Faire le pont entre le Japon et le Monde
Dans la continuation de notre série d’articles Les parchemins d’affaires Canada-Japon, nous accueillons Tyson Garbe, assistant directeur au commerce et investissement chez JETRO. Avec son expérience totalisant plus de 30 ans d’échanges avec le Japon, Tyson s’impose comme un spécialiste en son domaine. Il a donc accepté de nous en apprendre davantage sur son parcours et son rôle qu’il occupe aujourd’hui dans les relations commerciales entre le Canada et le Japon et nous espérons que son parcours puisse vous être inspirant.
À des fins de mise en contexte, JETRO est une organisation japonaise du commerce extérieur, soit un organisme para-gouvernemental dont la vocation est la promotion des échanges commerciaux, des investissements et de l’innovation entre le Japon et le reste du monde.
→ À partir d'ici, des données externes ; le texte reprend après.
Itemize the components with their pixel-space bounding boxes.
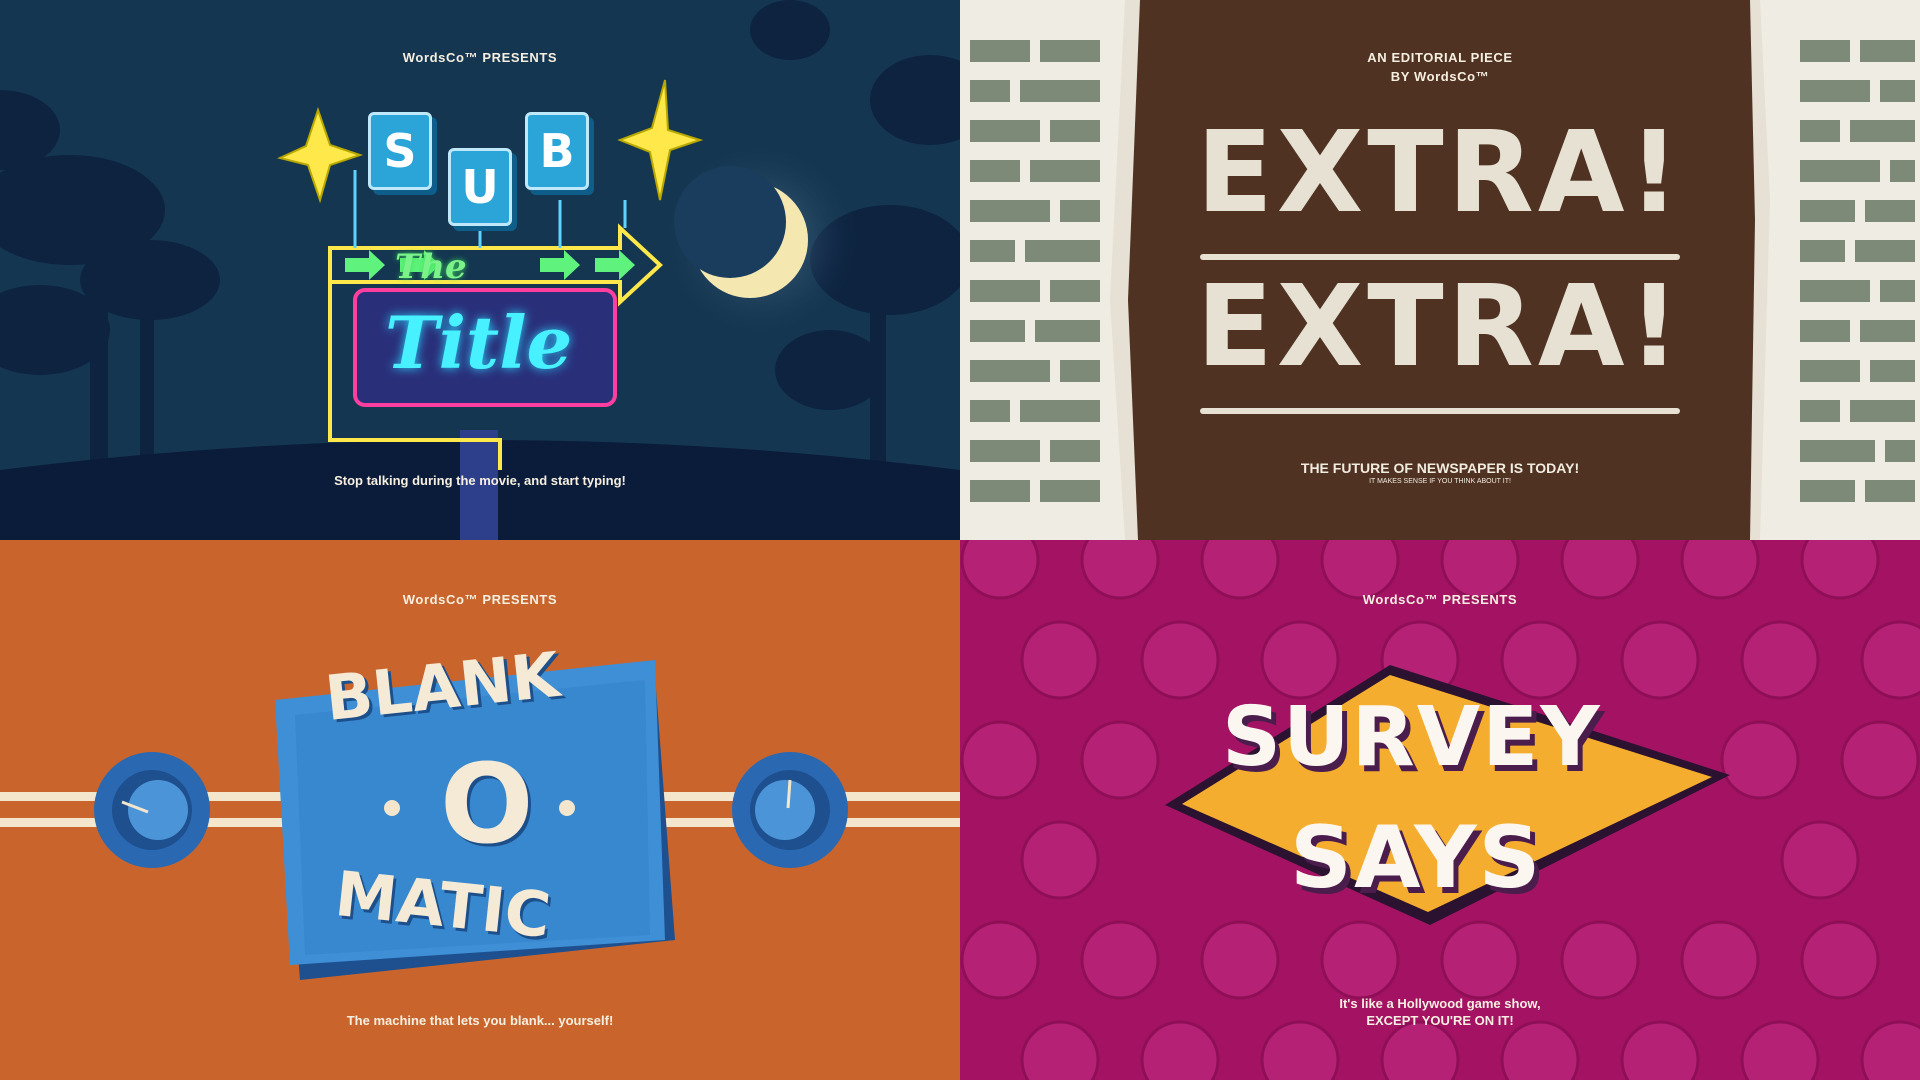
- extra-extra-panel[interactable]: AN EDITORIAL PIECE BY WordsCo™ EXTRA! EX…: [960, 0, 1920, 540]
- headline-extra-2: EXTRA!: [1196, 262, 1684, 392]
- presents-label: WordsCo™ PRESENTS: [402, 50, 558, 65]
- neon-the-text: The: [395, 247, 467, 287]
- title-says: SAYS: [1290, 808, 1543, 908]
- tagline: The machine that lets you blank... yours…: [346, 1013, 614, 1028]
- fine-print: IT MAKES SENSE IF YOU THINK ABOUT IT!: [1369, 478, 1511, 485]
- sub-the-title-panel[interactable]: WordsCo™ PRESENTS S U B The Title Stop t…: [0, 0, 960, 540]
- headline-extra-1: EXTRA!: [1196, 108, 1684, 238]
- tagline: THE FUTURE OF NEWSPAPER IS TODAY!: [1300, 460, 1580, 476]
- blank-o-matic-panel[interactable]: WordsCo™ PRESENTS BLANK O MATIC The mach…: [0, 540, 960, 1080]
- sign-letter-u: U: [448, 148, 512, 226]
- sign-letter-b: B: [525, 112, 589, 190]
- editorial-label-line1: AN EDITORIAL PIECE: [1367, 50, 1513, 65]
- neon-title-text: Title: [385, 300, 573, 385]
- tagline: Stop talking during the movie, and start…: [334, 473, 626, 488]
- tagline-line1: It's like a Hollywood game show,: [1339, 996, 1541, 1011]
- headline-rule-2: [1200, 408, 1680, 414]
- tagline-line2: EXCEPT YOU'RE ON IT!: [1366, 1013, 1514, 1028]
- title-survey: SURVEY: [1222, 690, 1602, 785]
- presents-label: WordsCo™ PRESENTS: [1362, 592, 1518, 607]
- survey-says-panel[interactable]: WordsCo™ PRESENTS SURVEY SAYS It's like …: [960, 540, 1920, 1080]
- sign-letter-s: S: [368, 112, 432, 190]
- night-scene-illustration: [0, 0, 960, 540]
- title-o: O: [440, 740, 534, 868]
- headline-rule-1: [1200, 254, 1680, 260]
- presents-label: WordsCo™ PRESENTS: [402, 592, 558, 607]
- editorial-label-line2: BY WordsCo™: [1390, 69, 1490, 84]
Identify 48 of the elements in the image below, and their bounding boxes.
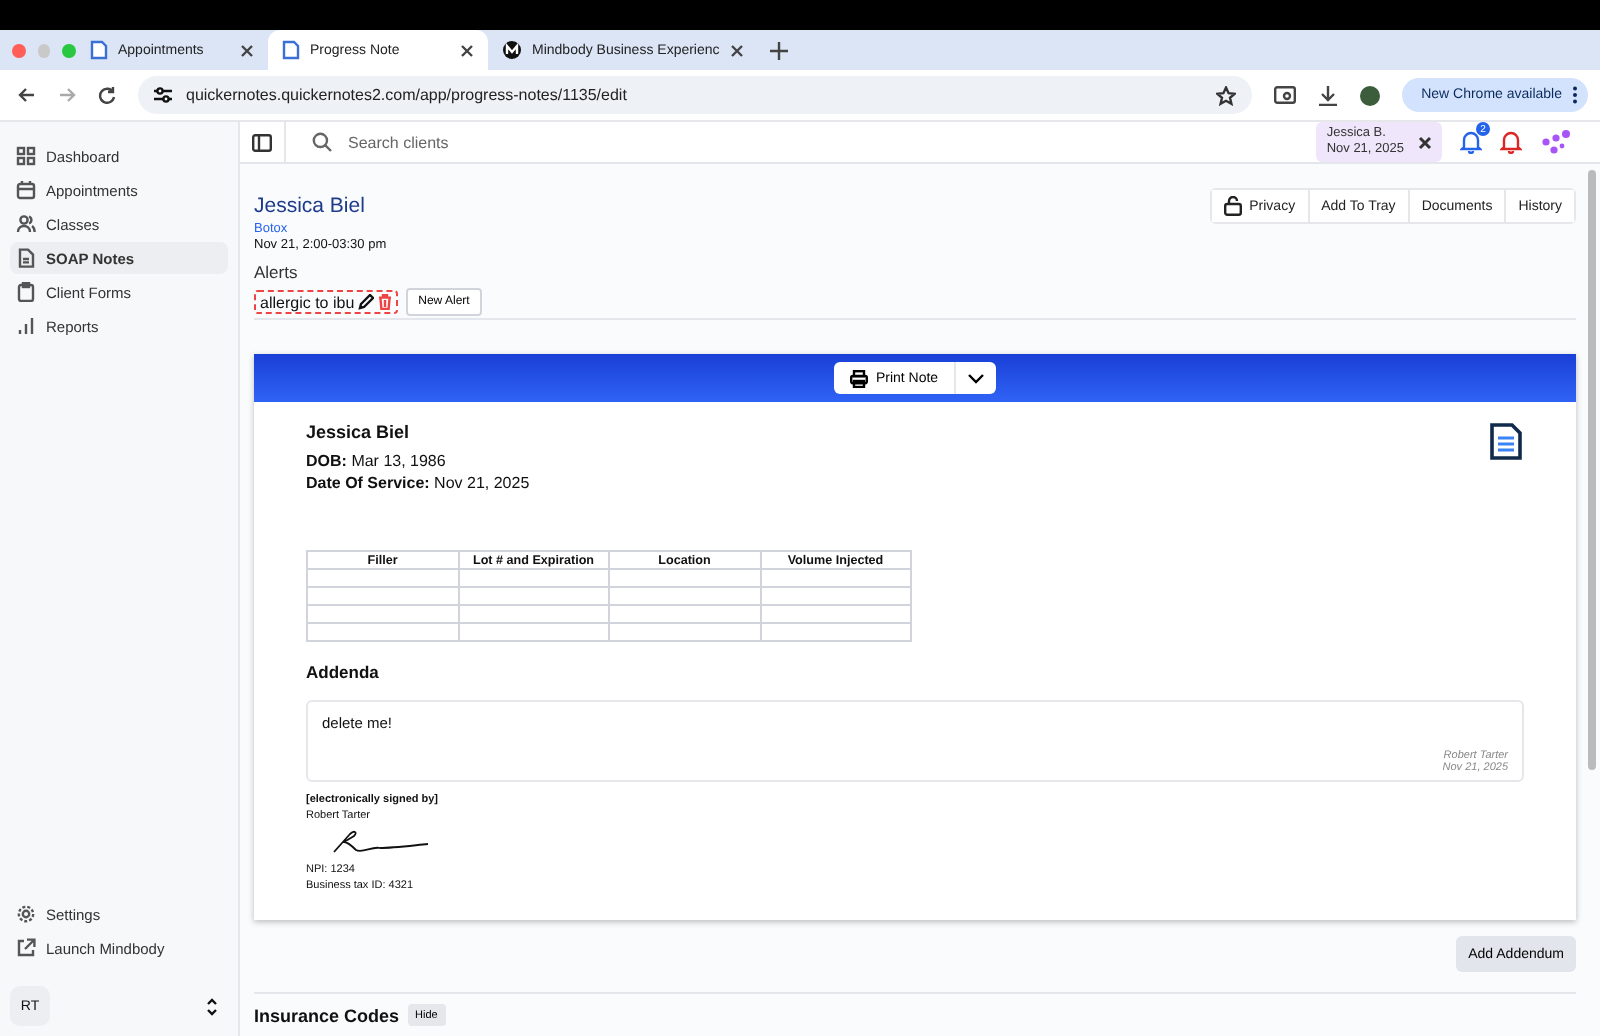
close-icon[interactable] [1418, 135, 1432, 149]
plus-icon[interactable] [769, 41, 788, 59]
bell-icon[interactable] [1460, 130, 1482, 154]
gear-icon [16, 904, 36, 924]
chevron-down-icon [968, 373, 985, 383]
document-icon [282, 40, 300, 60]
client-name[interactable]: Jessica Biel [254, 194, 387, 218]
star-icon[interactable] [1215, 85, 1236, 105]
screen-cast-icon[interactable] [1273, 86, 1296, 104]
url-text: quickernotes.quickernotes2.com/app/progress-notes/1135/edit [186, 86, 629, 104]
search-field[interactable]: Search clients [344, 131, 752, 153]
letter-m-logo-icon [502, 40, 522, 60]
reload-icon[interactable] [98, 86, 116, 104]
date-of-birth: DOB: Mar 13, 1986 [306, 452, 448, 470]
patient-name: Jessica Biel [306, 422, 412, 442]
printer-icon [849, 369, 868, 387]
close-icon[interactable] [460, 43, 474, 57]
addenda-heading: Addenda [306, 662, 381, 682]
grid-icon [16, 146, 36, 166]
insurance-codes-heading: Insurance Codes [254, 1005, 400, 1025]
back-arrow-icon[interactable] [18, 86, 36, 104]
search-icon [312, 132, 332, 152]
bell-icon[interactable] [1500, 130, 1522, 154]
bar-chart-icon [16, 316, 36, 336]
pencil-icon[interactable] [358, 294, 375, 310]
more-options-icon [1572, 86, 1578, 104]
document-icon [1488, 422, 1524, 462]
external-link-icon [16, 938, 36, 958]
lock-icon [1223, 196, 1242, 216]
document-icon [90, 40, 108, 60]
close-icon[interactable] [729, 43, 744, 57]
date-of-service: Date Of Service: Nov 21, 2025 [306, 474, 530, 492]
calendar-icon [16, 180, 36, 200]
sparkle-dots-icon[interactable] [1540, 128, 1572, 156]
sidebar-toggle-icon[interactable] [252, 133, 272, 151]
alert-tag[interactable]: allergic to ibu [254, 290, 399, 314]
trash-icon[interactable] [378, 294, 393, 310]
close-icon[interactable] [240, 43, 254, 57]
download-icon[interactable] [1317, 85, 1338, 105]
alerts-heading: Alerts [254, 262, 300, 282]
address-bar[interactable]: quickernotes.quickernotes2.com/app/progress-notes/1135/edit [138, 76, 1252, 114]
clipboard-icon [16, 282, 36, 302]
site-settings-icon [154, 86, 172, 104]
people-icon [16, 214, 36, 234]
profile-avatar[interactable] [1359, 85, 1380, 105]
scrollbar-thumb[interactable] [1588, 170, 1596, 770]
chevron-up-down-icon[interactable] [206, 997, 218, 1015]
document-icon [16, 248, 36, 268]
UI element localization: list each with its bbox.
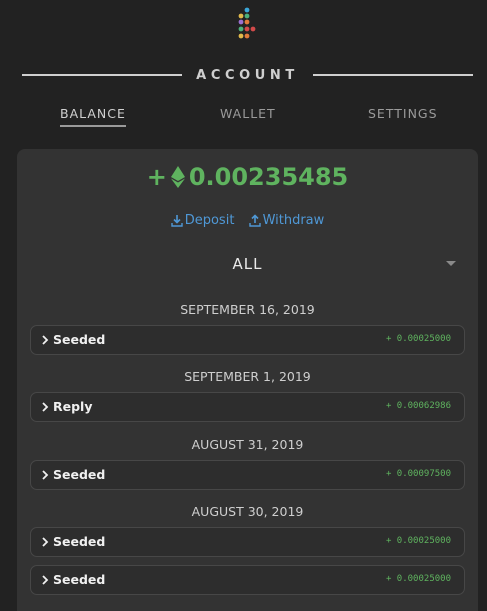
transaction-filter-select[interactable]: ALL [17,255,478,279]
chevron-down-icon [446,261,456,266]
page-title: ACCOUNT [196,67,299,83]
transaction-amount: + 0.00062986 [385,401,451,411]
transaction-amount: + 0.00025000 [385,334,451,344]
transaction-date: AUGUST 31, 2019 [191,437,304,452]
filter-selected-value: ALL [232,255,263,273]
tab-balance[interactable]: BALANCE [60,106,126,127]
transaction-label: Seeded [53,467,106,482]
chevron-right-icon [42,537,49,547]
tab-wallet[interactable]: WALLET [220,106,276,125]
transaction-row[interactable]: Seeded + 0.00025000 [30,325,465,355]
tab-bar: BALANCE WALLET SETTINGS [0,106,487,132]
chevron-right-icon [42,575,49,585]
transaction-date: SEPTEMBER 1, 2019 [184,369,311,384]
chevron-right-icon [42,402,49,412]
transaction-amount: + 0.00025000 [385,574,451,584]
transaction-label: Seeded [53,572,106,587]
transaction-label: Seeded [53,332,106,347]
app-logo-icon [238,7,256,39]
deposit-label: Deposit [184,213,235,228]
tab-settings[interactable]: SETTINGS [368,106,438,125]
transaction-amount: + 0.00025000 [385,536,451,546]
transaction-label: Reply [53,399,93,414]
transaction-label: Seeded [53,534,106,549]
account-header: ACCOUNT [22,62,474,88]
balance-display: + 0.00235485 [17,163,478,191]
balance-panel: + 0.00235485 Deposit Withdraw ALL SEPTEM… [17,149,478,611]
upload-icon [248,214,261,227]
divider [22,74,183,76]
transaction-row[interactable]: Seeded + 0.00097500 [30,460,465,490]
transaction-row[interactable]: Seeded + 0.00025000 [30,527,465,557]
transaction-amount: + 0.00097500 [385,469,451,479]
download-icon [171,215,183,227]
transaction-date: AUGUST 30, 2019 [191,504,304,519]
withdraw-label: Withdraw [262,213,325,228]
balance-amount: 0.00235485 [188,163,349,191]
withdraw-button[interactable]: Withdraw [248,213,325,228]
transaction-row[interactable]: Reply + 0.00062986 [30,392,465,422]
divider [312,74,474,76]
chevron-right-icon [42,470,49,480]
chevron-right-icon [42,335,49,345]
transaction-row[interactable]: Seeded + 0.00025000 [30,565,465,595]
balance-actions: Deposit Withdraw [17,213,478,231]
deposit-button[interactable]: Deposit [171,213,235,228]
ethereum-icon [170,166,185,188]
transaction-date: SEPTEMBER 16, 2019 [180,302,315,317]
balance-prefix: + [146,163,167,191]
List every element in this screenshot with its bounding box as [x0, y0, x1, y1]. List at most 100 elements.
Fondée en 1958 pour promouvoir les exportations japonaises, la JETRO a progressivement élargi son mandat. L’organisation s’attache désormais à attirer les investissements étrangers au Japon et à accompagner les PME et start-ups japonaises dans leur développement international. Elle occupe également une place de plus en plus stratégique dans l’écosystème de l’innovation, en facilitant notamment les mises en relation entre jeunes pousses étrangères et équipes d’innovation ouverte des grands groupes japonais.
DE MONTRÉAL À LONDRES
J’ai lu que vous êtes né à Montréal, puis vécu en Angleterre jusqu’à la fin de votre maîtrise en études internationales. En quoi cette immersion précoce dans différentes cultures a-t-elle nourri votre intérêt pour les relations internationales et le monde des affaires ?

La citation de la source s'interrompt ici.